2Fast-2Lamaa: Large-Scale Lidar-Inertial Localization and Mapping with Continuous Distance Fields

This paper introduces 2Fast-2Lamaa, a lidar-inertial state estimation framework for odometry, mapping, and localization. Its first key component is the optimization-based undistortion of lidar scans, which uses continuous IMU preintegration to model the system's pose at every lidar point timestamp. The continuous trajectory over 100-200ms is parameterized only by the initial scan conditions (linear velocity and gravity orientation) and IMU biases, yielding eleven state variables. These are estimated by minimizing point-to-line and point-to-plane distances between lidar-extracted features without relying on previous estimates, resulting in a prior-less motion-distortion correction strategy. Because the method performs local state estimation, it directly provides scan-to-scan odometry. To maintain geometric consistency over longer periods, undistorted scans are used for scan-to-map registration. The map representation employs Gaussian Processes to form a continuous distance field, enabling point-to-surface distance queries anywhere in space. Poses of the undistorted scans are refined by minimizing these distances through non-linear least-squares optimization.

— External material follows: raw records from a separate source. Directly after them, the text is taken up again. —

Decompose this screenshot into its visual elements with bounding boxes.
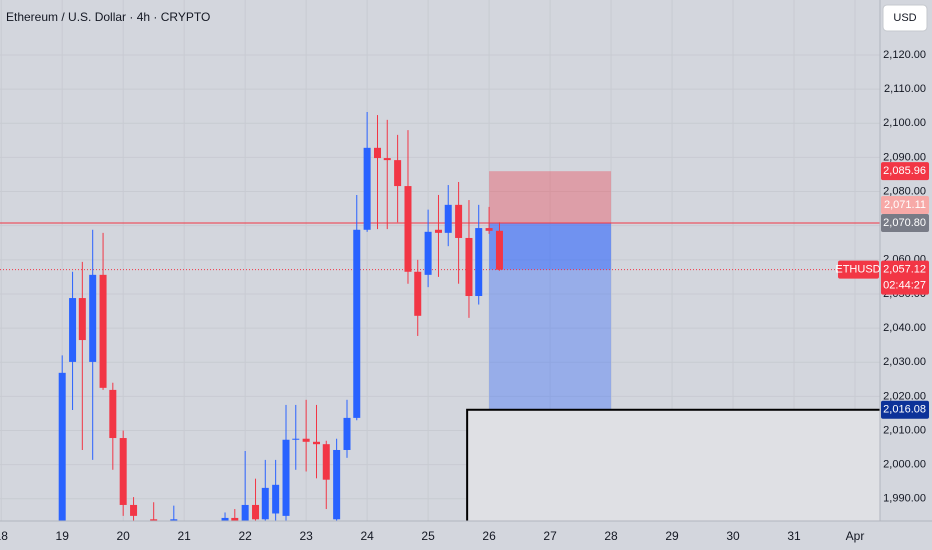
candle-body (150, 519, 158, 521)
x-tick-label: 29 (665, 529, 679, 543)
candle-body (130, 504, 138, 516)
candle-body (465, 237, 473, 297)
candle-body (109, 389, 117, 439)
candle-body (343, 417, 351, 450)
open-profit-zone (489, 222, 612, 270)
candle-body (394, 160, 402, 187)
last-price-label: 2,057.12 (883, 264, 926, 276)
profit-zone (489, 222, 612, 410)
candle-body (404, 186, 412, 272)
y-tick-label: 2,110.00 (884, 83, 926, 95)
y-tick-label: 2,020.00 (883, 390, 926, 402)
candle-body (313, 441, 321, 445)
currency-label[interactable]: USD (893, 12, 916, 24)
x-tick-label: 21 (177, 529, 191, 543)
candle-body (363, 147, 371, 230)
x-tick-label: 22 (238, 529, 252, 543)
x-tick-label: 26 (482, 529, 496, 543)
entry-price-label: 2,070.80 (883, 217, 926, 229)
y-tick-label: 2,030.00 (883, 356, 926, 368)
candle-body (424, 231, 432, 275)
candle-body (261, 487, 269, 520)
candle-body (69, 298, 77, 362)
candle-body (322, 444, 330, 480)
candle-body (170, 519, 178, 521)
candle-body (414, 271, 422, 316)
plot-area (0, 111, 880, 521)
candle-body (58, 372, 66, 521)
candle-body (353, 229, 361, 418)
x-tick-label: 24 (360, 529, 374, 543)
candle-body (302, 438, 310, 442)
candle-body (292, 438, 300, 440)
x-tick-label: Apr (846, 529, 865, 543)
candle-body (231, 517, 239, 521)
candle-body (373, 147, 381, 159)
candle-body (252, 504, 260, 520)
countdown-label: 02:44:27 (883, 280, 926, 292)
last-price-bg (881, 260, 929, 295)
target-price-label-bg (881, 400, 929, 419)
alert-price-label: 2,071.11 (884, 199, 926, 211)
x-tick-label: 27 (543, 529, 557, 543)
y-tick-label: 2,080.00 (883, 185, 926, 197)
stop-zone (489, 171, 612, 223)
candle-body (221, 517, 229, 521)
x-tick-label: 19 (56, 529, 70, 543)
candle-body (495, 230, 503, 270)
x-tick-label: 28 (604, 529, 618, 543)
y-tick-label: 1,990.00 (883, 493, 926, 505)
x-tick-label: 23 (299, 529, 313, 543)
currency-button[interactable] (882, 4, 928, 32)
y-tick-label: 2,040.00 (883, 322, 926, 334)
x-tick-label: 25 (421, 529, 435, 543)
x-tick-label: 30 (726, 529, 740, 543)
x-tick-label: 31 (787, 529, 801, 543)
stop-price-label-bg (881, 162, 929, 181)
entry-price-label-bg (881, 213, 929, 232)
target-price-label: 2,016.08 (883, 404, 926, 416)
zone-box (466, 408, 880, 521)
candle-body (333, 449, 341, 520)
y-tick-label: 2,120.00 (883, 49, 926, 61)
symbol-label: ETHUSD (835, 264, 880, 276)
y-tick-label: 2,010.00 (883, 424, 926, 436)
y-tick-label: 2,100.00 (883, 117, 926, 129)
candle-body (485, 228, 493, 231)
candle-body (119, 438, 127, 505)
candle-body (272, 484, 280, 514)
y-tick-label: 2,090.00 (883, 151, 926, 163)
candle-body (475, 228, 483, 297)
candle-body (89, 274, 97, 362)
alert-price-label-bg (881, 195, 929, 214)
symbol-bg (838, 260, 879, 279)
candle-body (241, 504, 249, 521)
x-tick-label: 18 (0, 529, 8, 543)
candle-body (78, 298, 86, 341)
candle-body (99, 274, 107, 388)
y-tick-label: 2,000.00 (883, 459, 926, 471)
candle-body (444, 204, 452, 233)
candle-body (455, 204, 463, 238)
stop-price-label: 2,085.96 (883, 165, 926, 177)
x-tick-label: 20 (117, 529, 131, 543)
candle-body (434, 229, 442, 233)
axes: 1,990.00 2,000.00 2,010.00 2,020.00 2,030.00… (0, 49, 929, 543)
candle-body (282, 439, 290, 516)
candle-body (383, 158, 391, 161)
chart-title: Ethereum / U.S. Dollar · 4h · CRYPTO (6, 10, 210, 24)
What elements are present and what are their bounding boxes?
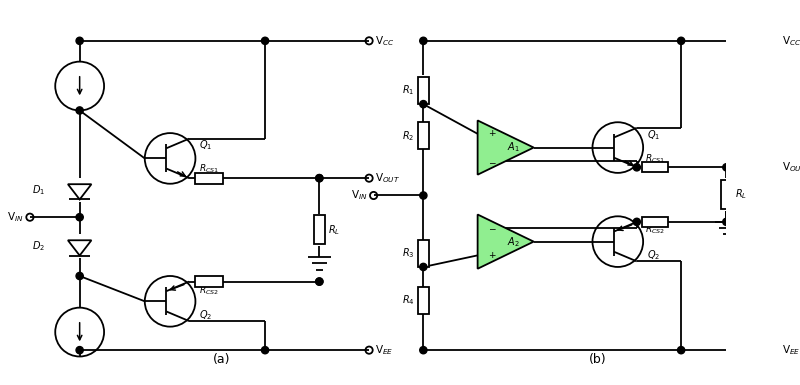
Text: $D_1$: $D_1$: [32, 183, 46, 197]
Bar: [418, 122, 429, 149]
Circle shape: [420, 37, 427, 44]
Circle shape: [420, 100, 427, 108]
Circle shape: [316, 174, 323, 182]
Text: $-$: $-$: [488, 157, 497, 166]
Text: $D_2$: $D_2$: [32, 239, 46, 253]
Circle shape: [76, 214, 83, 221]
Bar: [314, 215, 325, 244]
Circle shape: [76, 107, 83, 114]
Circle shape: [316, 174, 323, 182]
Bar: [418, 77, 429, 104]
Text: $R_L$: $R_L$: [328, 223, 341, 237]
Circle shape: [76, 346, 83, 354]
Circle shape: [262, 346, 269, 354]
Text: V$_{CC}$: V$_{CC}$: [782, 34, 800, 48]
Text: $R_{CS2}$: $R_{CS2}$: [199, 285, 219, 297]
Text: V$_{CC}$: V$_{CC}$: [375, 34, 394, 48]
Circle shape: [76, 272, 83, 280]
Circle shape: [633, 218, 641, 226]
Circle shape: [678, 37, 685, 44]
Text: V$_{IN}$: V$_{IN}$: [350, 189, 367, 203]
Text: $R_{CS2}$: $R_{CS2}$: [645, 224, 665, 236]
Text: $A_2$: $A_2$: [507, 235, 520, 249]
Text: $R_4$: $R_4$: [402, 293, 414, 307]
Circle shape: [262, 37, 269, 44]
Text: $Q_2$: $Q_2$: [646, 248, 660, 262]
Bar: [642, 162, 667, 172]
Text: $R_L$: $R_L$: [735, 188, 747, 201]
Circle shape: [316, 278, 323, 285]
Polygon shape: [478, 214, 534, 269]
Polygon shape: [478, 121, 534, 175]
Circle shape: [722, 164, 730, 171]
Bar: [195, 276, 222, 287]
Text: V$_{EE}$: V$_{EE}$: [375, 343, 394, 357]
Bar: [418, 287, 429, 314]
Text: +: +: [488, 251, 496, 260]
Circle shape: [722, 218, 730, 226]
Text: (a): (a): [214, 353, 231, 366]
Text: $Q_2$: $Q_2$: [199, 308, 212, 322]
Text: $R_{CS1}$: $R_{CS1}$: [645, 153, 665, 166]
Circle shape: [316, 278, 323, 285]
Text: V$_{OUT}$: V$_{OUT}$: [782, 161, 800, 174]
Text: (b): (b): [589, 353, 606, 366]
Text: $Q_1$: $Q_1$: [646, 128, 660, 142]
Text: V$_{EE}$: V$_{EE}$: [782, 343, 800, 357]
Bar: [195, 173, 222, 184]
Text: +: +: [488, 129, 496, 138]
Text: $R_{CS1}$: $R_{CS1}$: [199, 163, 219, 176]
Circle shape: [420, 346, 427, 354]
Bar: [721, 180, 732, 209]
Text: $-$: $-$: [488, 223, 497, 233]
Text: $R_1$: $R_1$: [402, 84, 414, 97]
Circle shape: [76, 37, 83, 44]
Text: V$_{IN}$: V$_{IN}$: [7, 210, 23, 224]
Text: V$_{OUT}$: V$_{OUT}$: [375, 171, 401, 185]
Text: $R_3$: $R_3$: [402, 246, 414, 260]
Text: $A_1$: $A_1$: [507, 141, 520, 154]
Bar: [418, 240, 429, 267]
Bar: [642, 217, 667, 227]
Circle shape: [678, 346, 685, 354]
Text: $R_2$: $R_2$: [402, 129, 414, 143]
Circle shape: [633, 164, 641, 171]
Circle shape: [420, 263, 427, 271]
Text: $Q_1$: $Q_1$: [199, 138, 212, 152]
Circle shape: [420, 192, 427, 199]
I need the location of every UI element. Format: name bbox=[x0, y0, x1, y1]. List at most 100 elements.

For odometry and mapping, the map is built incrementally in real time; for pure localization, existing maps are reused. The incremental map construction also includes mechanisms for removing dynamic objects. We benchmark 2Fast-2Lamaa on 250km (over 10h) of public and self-collected datasets from both automotive and handheld systems. The framework achieves state-of-the-art performance across diverse and challenging scenarios, reaching odometry and localization errors as low as 0.27% and 0.06 m, respectively. The real-time implementation is publicly available atthis https URL.